The PES plan treats unsecured creditors as “unimpaired” – meaning that the bankruptcy plan did not change their contractual rights and so they would have no right to vote on the plan. But, the trustee said, their rights were clearly changed by the filing.

A PES spokeswoman did not respond to a request for comment on the objections by either the trustee or the DOJ.

Unsecured creditors include the Commonwealth of Pennsylvania, which earlier filed its own objection to the plan, saying that PES owes it $3.8 billion in back taxes.

A spokesman for the state’s Department of Revenue said the tax liability is “only an estimate and may decrease as the department obtains additional information through the court proceedings.”

When or how the company emerges from bankruptcy will also depend on whether it can implement its recent agreement with the EPA to cut about half of the money it owes the government in past renewable fuel credits, or “RINs”. PES blamed the payments largely for its bankruptcy.

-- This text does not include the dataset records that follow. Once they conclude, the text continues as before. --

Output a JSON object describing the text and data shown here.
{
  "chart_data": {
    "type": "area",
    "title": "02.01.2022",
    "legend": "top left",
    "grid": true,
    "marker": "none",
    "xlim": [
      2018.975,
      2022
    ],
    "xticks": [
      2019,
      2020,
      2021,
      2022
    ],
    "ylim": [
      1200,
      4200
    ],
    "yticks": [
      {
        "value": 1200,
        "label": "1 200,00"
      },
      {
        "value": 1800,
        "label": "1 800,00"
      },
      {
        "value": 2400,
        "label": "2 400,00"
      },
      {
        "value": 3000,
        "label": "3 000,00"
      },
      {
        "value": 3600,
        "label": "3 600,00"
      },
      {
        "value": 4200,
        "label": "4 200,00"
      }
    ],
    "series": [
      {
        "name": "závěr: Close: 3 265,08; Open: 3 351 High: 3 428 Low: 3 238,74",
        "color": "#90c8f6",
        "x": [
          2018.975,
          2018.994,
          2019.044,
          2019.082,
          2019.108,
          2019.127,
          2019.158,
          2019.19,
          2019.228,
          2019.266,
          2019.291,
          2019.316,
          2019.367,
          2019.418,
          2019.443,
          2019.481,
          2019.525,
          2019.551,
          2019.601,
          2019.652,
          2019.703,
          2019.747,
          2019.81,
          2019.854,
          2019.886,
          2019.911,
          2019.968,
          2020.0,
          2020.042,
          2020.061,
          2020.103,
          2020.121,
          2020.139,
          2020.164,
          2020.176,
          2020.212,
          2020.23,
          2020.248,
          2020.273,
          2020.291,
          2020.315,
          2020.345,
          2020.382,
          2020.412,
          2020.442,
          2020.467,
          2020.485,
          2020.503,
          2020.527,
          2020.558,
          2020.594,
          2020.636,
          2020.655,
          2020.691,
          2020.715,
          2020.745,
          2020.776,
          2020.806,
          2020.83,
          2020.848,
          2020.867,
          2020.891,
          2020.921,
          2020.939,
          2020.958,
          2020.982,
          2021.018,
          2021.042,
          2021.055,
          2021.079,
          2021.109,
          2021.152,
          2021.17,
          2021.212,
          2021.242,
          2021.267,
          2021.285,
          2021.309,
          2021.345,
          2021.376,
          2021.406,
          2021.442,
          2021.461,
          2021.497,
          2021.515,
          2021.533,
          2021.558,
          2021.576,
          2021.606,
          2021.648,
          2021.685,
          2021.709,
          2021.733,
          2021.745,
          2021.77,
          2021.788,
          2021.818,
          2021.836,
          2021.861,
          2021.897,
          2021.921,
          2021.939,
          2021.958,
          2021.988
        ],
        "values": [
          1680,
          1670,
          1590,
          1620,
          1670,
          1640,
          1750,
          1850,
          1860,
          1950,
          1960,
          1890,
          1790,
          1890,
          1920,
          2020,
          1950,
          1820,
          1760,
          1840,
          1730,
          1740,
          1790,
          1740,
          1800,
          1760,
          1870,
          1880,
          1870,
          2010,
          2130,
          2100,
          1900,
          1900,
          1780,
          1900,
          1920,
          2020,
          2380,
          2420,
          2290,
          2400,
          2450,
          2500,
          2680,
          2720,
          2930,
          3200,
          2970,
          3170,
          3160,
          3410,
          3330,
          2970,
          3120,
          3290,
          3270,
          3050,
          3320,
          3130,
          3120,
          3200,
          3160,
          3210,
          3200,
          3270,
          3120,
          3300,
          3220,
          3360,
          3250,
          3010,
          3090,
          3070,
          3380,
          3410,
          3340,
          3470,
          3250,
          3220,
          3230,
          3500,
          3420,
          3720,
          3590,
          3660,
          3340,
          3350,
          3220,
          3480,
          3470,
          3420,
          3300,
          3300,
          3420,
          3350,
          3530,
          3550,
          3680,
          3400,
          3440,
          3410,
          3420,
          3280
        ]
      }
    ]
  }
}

The deal could be subject to legal challenge, some analysts say, because it provides a partial exemption from the payments for just one refinery, albeit a large one.

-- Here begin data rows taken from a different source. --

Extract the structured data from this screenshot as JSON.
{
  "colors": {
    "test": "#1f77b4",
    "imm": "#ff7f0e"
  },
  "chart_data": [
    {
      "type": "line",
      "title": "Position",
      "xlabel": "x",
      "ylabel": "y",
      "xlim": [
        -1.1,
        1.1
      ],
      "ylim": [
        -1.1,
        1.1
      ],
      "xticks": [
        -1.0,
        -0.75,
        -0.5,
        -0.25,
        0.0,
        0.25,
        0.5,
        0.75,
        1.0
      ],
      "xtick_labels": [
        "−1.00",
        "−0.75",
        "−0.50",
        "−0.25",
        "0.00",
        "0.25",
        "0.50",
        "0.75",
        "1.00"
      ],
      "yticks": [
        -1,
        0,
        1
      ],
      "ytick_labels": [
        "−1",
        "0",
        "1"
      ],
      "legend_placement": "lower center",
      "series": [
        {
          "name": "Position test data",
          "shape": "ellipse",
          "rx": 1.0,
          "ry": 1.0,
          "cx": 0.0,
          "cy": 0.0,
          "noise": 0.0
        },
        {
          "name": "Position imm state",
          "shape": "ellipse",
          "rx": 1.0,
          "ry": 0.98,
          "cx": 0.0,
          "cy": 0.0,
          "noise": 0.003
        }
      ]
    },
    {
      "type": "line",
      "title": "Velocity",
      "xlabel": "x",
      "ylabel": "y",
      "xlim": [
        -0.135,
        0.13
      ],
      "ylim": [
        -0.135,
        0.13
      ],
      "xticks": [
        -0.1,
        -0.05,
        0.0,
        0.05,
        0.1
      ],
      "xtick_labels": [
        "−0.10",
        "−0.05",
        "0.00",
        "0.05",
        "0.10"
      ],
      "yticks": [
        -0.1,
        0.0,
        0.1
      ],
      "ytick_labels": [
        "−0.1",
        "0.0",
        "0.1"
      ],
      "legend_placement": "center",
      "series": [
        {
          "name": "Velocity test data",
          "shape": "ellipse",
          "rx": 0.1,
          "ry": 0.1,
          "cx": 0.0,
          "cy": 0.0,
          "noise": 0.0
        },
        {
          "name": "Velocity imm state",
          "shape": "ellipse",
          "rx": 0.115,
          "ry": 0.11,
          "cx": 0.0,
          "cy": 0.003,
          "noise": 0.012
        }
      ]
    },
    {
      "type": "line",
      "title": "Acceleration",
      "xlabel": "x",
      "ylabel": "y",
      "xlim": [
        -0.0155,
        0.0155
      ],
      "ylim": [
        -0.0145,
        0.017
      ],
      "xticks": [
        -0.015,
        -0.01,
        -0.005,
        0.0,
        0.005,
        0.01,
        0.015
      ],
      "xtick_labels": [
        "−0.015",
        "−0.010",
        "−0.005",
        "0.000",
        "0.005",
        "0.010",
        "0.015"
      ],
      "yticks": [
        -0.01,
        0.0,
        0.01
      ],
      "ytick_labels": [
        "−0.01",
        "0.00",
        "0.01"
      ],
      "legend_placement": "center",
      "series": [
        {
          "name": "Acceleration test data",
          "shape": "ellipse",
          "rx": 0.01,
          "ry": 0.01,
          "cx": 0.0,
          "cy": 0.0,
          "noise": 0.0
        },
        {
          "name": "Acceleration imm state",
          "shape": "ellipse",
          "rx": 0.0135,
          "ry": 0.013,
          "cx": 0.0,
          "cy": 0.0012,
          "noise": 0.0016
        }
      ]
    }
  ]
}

Taken together, the objections look likely to at least delay the implementation of the plan beyond the April 1 target that PES has set for emerging from bankruptcy, said Christina Simeone, an analyst at the University of Pennsylvania’s Kleinman Center for Energy Policy.

“Given the size of the alleged back taxes owed to the state, the controversy surrounding the EPA/RIN settlement, and the federal government’s request for more time on behalf of creditors, it seems at the least the bankruptcy case may not conclude as quickly as PES hoped,” she said.

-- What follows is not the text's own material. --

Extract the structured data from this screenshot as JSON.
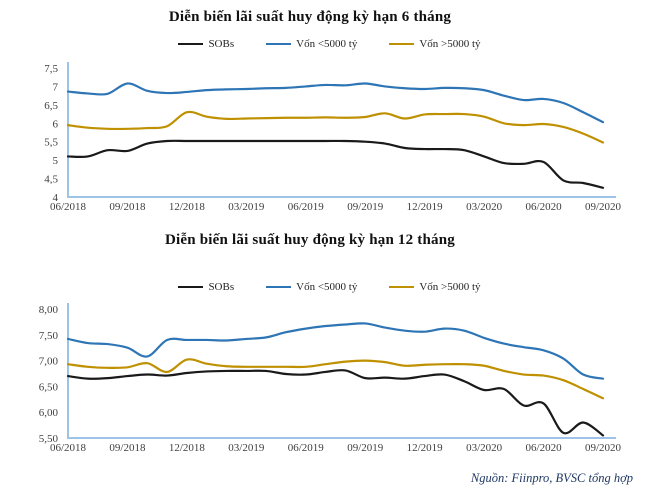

But two bankruptcy lawyers predicted PES would iron out its differences with the objectors, allowing the plan to go forward, and preventing any threat of liquidation under Chapter 7 of the bankruptcy code.

“It does not seem that those objections alone would derail the cases,” said Ronald Gellert, a bankruptcy lawyer with Gellert, Scali, Busenkell & Brown in Wilmington, Delaware.

He predicted that the objections will lead to a modification of the bankruptcy plan that gives creditors more time to respond. “But they seem unlikely to otherwise put the cases in jeopardy of being converted to Chapter 7 or dismissed,” he said.

Matthew Hamermesh, a bankruptcy attorney at Hangley, Aronchick, Segal, Pudlin & Schiller in Philadelphia, said it’s not unusual to get a number of objections to a bankruptcy plan, especially in a high-profile case like PES.

He said the objections may reflect PES’s plan to emerge from bankruptcy on a tight schedule, giving creditors little time to understand how they will be affected, and to respond. More time might have allowed the parties to negotiate the terms of the plan rather than simply filing their objections with the court, he said.

“My experience is that most of these objections get resolved one way or the other, usually through negotiations, but sometimes people have to go to court and let the court decide,” he said.

Hamermesh said creditors will generally try to avoid liquidation because it would mean they are less likely to get paid, especially in cases like Pennsylvania which has a very large claim.

“The objections are by people who would be better off if there was a reorganization rather than a liquidation,” he said.

Meanwhile, another objector to the plan is the Westchester Fire Insurance Co., which issued $12.8 million in surety bonds on behalf of PES to ensure its payment and performance of various licenses and permits issued by official agencies.

Like the trustee, Westchester said the PES plan treats it as an “unimpaired” creditor whereas its rights are clearly “impaired” by the filing.

The court has scheduled a confirmation hearing on the plan for March 26.